O anlar çılgınlık ve coşku anlarıydı; komünizmin yönettiği kendi dünyamıza ait olmayan her konudaki müthiş cehaletimizle birleşen o olağanüstü saatler ideallerimizi hayallerle besliyordu. Batı'yı yalnız dıştan, vitrinlerinden, mallarının tükenmez bolluğundan, otomobillerinden, televizyon yayınlarının çekiciliğinden tanıyorduk. Batı konusundaki idealleştirilmiş bu vizyonumuz, ekonomik mucizenin sıkı ve çok çalışmayı gerektirdiği, genellikle büyük bir güvensizlik duygusu aşıladığı ve herkesi kendi sorumluluğuyla başbaşa bıraktığı gerçeğini içermiyordu. İstediğiniz şeyi garantilemeden karşılığında çok şey istemekteydi. Devrimin coşkusu içinde, hayatlarının bir cennete dönüşeceğini sananlar çoktu. Bu, hapishanenin kapıları açıldığında mahkumları sarmalayan aldatmacanın aynısıydı.
Söylemeye gerek var mı; yeryüzü cenneti randevuya gelmemişti.

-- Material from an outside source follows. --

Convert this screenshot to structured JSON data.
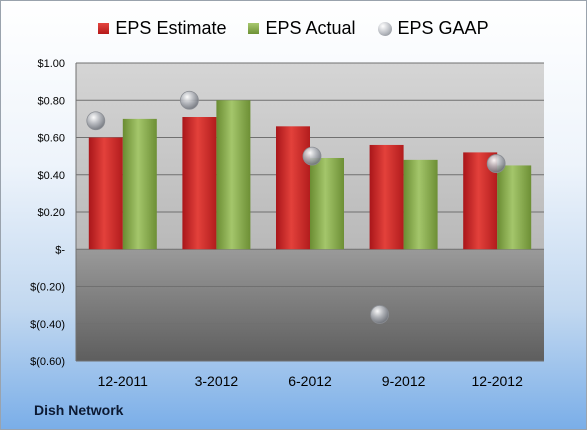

Christophe Dugarry’nin kaleminden Zidane
26 yaşında. Artık futbol evreninin en çok aranan 10 numarası. Fransa futbolda dünya şampiyonu olunca o da Fransa'da bir ulusal kahraman haline geldi. Onu, şampiyon Fransız milli takımının ve Marsilya takımının forvet oyuncusu Christophe Dugarry anlatıyor.
Bir dostluğun doğmasını, yaşamasını ve bu kadar güzel olmasını sağlayan o küçük şeyleri nasıl anlatmalı... İşaretler vardır... Oğlu Enzo doğduğunda (Fransa Ümit milli takımıyla birlikte çalışıyordum) telesekreterimde bir mesaj buldum. Sesi titriyordu. Oğlunun benimle aynı günde doğduğunu söylüyordu. Doğru hastaneye koştum. Doğası gereği Zizu kendini öne çıkarmayı sevmez. Ancak insanları tanıyıp onlara güvendikçe açılır. Bu son altı ayda çok şey öğrendi. Star sistemi sayesinde o aşırı çekingenliğini aşabildi. Bugün artık isyan edebiliyor, kendisine saygı duyulmasını sağlayabiliyor. Ne olduğunu (dünyanın en iyi futbolcusu) ortaya koyabiliyor. Aslında ailesiyle birlikte ıssız bir adada yaşamayı tercih ederdi. Bunun nedeni kuşkusuz kökeni: Cezayir.